The United Methodist Church

Connecting the Church in Mission

Wesley M. Neal

Serving At: Davuilevu Theological College of the Methodist Church of Fiji and Rotuma in the South Pacific

Location: Fiji, Asia and Pacific

Home Country: United States of America, North America

Spouse: Jerusha M. Neal

Wesley NealThe Rev. Wesley (Wes) Neal is a missionary with the General Board of Global Ministries of The United Methodist Church serving as lecturer in missiology and practical ministry at the Davuilevu Theological College of the Methodist Church of Fiji and Rotuma in the South Pacific.

Fiji has a population of some 900,000, of whom 500,000 are native Fijians. Of those, two-thirds are Methodist. The Methodist Church of Fiji and Rotuma is a long-time mission partner of Global Ministries, especially in the area of training for pastoral and lay leadership. Davuilevu College is the primary institution for such education. Wes teaches in a wide range of academic and practical subjects.
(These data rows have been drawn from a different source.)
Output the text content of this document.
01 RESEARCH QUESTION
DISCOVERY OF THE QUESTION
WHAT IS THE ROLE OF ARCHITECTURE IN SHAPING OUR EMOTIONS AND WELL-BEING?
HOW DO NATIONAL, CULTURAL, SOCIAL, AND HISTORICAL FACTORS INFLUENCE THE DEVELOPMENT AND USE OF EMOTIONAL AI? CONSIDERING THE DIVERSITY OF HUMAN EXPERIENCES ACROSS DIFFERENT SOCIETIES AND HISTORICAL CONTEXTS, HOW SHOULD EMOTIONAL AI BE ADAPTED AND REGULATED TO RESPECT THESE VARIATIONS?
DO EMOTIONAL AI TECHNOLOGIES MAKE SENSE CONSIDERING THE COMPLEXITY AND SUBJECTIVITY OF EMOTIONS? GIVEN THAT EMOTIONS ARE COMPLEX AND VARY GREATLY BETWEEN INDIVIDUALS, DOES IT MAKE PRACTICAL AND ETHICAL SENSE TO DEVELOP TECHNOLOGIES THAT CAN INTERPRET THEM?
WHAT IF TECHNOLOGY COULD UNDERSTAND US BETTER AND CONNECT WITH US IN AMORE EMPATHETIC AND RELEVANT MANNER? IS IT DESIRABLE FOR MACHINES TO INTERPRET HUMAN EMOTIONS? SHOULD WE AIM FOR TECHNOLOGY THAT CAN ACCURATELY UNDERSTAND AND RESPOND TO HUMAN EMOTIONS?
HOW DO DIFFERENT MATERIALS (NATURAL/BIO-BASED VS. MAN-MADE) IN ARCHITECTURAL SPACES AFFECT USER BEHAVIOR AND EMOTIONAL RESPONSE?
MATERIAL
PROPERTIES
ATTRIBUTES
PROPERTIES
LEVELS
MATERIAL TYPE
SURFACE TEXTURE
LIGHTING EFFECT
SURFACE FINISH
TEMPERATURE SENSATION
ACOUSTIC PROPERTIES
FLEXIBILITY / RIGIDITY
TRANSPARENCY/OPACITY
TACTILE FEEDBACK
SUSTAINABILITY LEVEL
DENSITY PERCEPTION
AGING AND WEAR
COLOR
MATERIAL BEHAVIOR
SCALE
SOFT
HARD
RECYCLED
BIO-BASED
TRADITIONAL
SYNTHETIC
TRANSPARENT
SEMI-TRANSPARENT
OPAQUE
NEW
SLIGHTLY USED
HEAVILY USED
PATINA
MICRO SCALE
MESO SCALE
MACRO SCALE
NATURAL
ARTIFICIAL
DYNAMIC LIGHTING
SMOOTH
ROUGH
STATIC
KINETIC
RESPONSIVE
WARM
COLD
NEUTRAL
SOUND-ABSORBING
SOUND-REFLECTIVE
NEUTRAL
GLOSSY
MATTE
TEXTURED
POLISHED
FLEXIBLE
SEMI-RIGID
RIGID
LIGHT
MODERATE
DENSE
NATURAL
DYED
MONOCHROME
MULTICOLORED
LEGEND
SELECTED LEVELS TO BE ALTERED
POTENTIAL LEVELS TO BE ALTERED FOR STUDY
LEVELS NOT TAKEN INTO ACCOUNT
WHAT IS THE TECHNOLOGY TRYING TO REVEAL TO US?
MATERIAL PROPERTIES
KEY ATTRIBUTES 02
Wes is an ordained elder of the California-Pacific Annual Conference and was pastor of Wesley United Methodist Church, Belleville, New Jersey from 2009 through mid-2014. Earlier he was pastor of the Santee United Methodist Church and associate pastor for youth and small groups at Fullerton First United Methodist Church in California.

He holds a Bachelor of Arts degree in history and Asian studies from the University of Michigan, Ann Arbor, and a Master of Divinity degree from Princeton Theological Seminary, Princeton, New Jersey. Born in Texas, he lived for several formative teen years in the Philippines, and spent two years teaching in Indonesia through the Princeton in Asia program. He also spent time in India as a mission volunteer. He pastored the multicultural Belleville congregation outside of Newark, while his wife Jerusha, also a missionary, attended Princeton Seminary.

“My life as a disciple of Jesus Christ began in the 7th grade,” he says, “when a youth pastor at the church my family was attending in the Philippines asked if anyone wanted to commit their life to Christ. I raised my hand.” However, he had not considered a life of professional service through the church until those years in Indonesia. Involvement with a group of Indonesian Christians who were advocating for the rights of workers led him to see the challenges and rewards of being a pastor. “My heart for mission and for the dynamism of faith across lines of difference—in faith, ethnicity, and nationality—was fostered there.

“My practice of this call has been shaped through the 15 years I have worked as a pastor. Two experiences in particular have shaped my personal understanding of God’s call to mission. The first was the years I spent working with the Joint Commission, a ministry that worked among Methodist churches north and south of the [US-Mexican] border in California at the height of the debate in the US about ‘illegal’ immigration. We worked on both sides of the border to be in ministry with people who were stranded by deportation.”

The second experience was in the Belleville church, where the people spoke nine different languages. “I had to learn much about leadership across cultural lines, and how to trust God in the midst of brokenness. What we all have in common, I have come to see, is an experience of displacement and a need for healing and new beginnings.

“My hope is to serve in a place where I can proclaim the love of God, the grace of Jesus Christ, and the peace of the Holy Spirit to those who need to know a truth that has the power at one time to anchor us and to set us free.”

He and Jerusha have two young children, Mercy, and Josiah.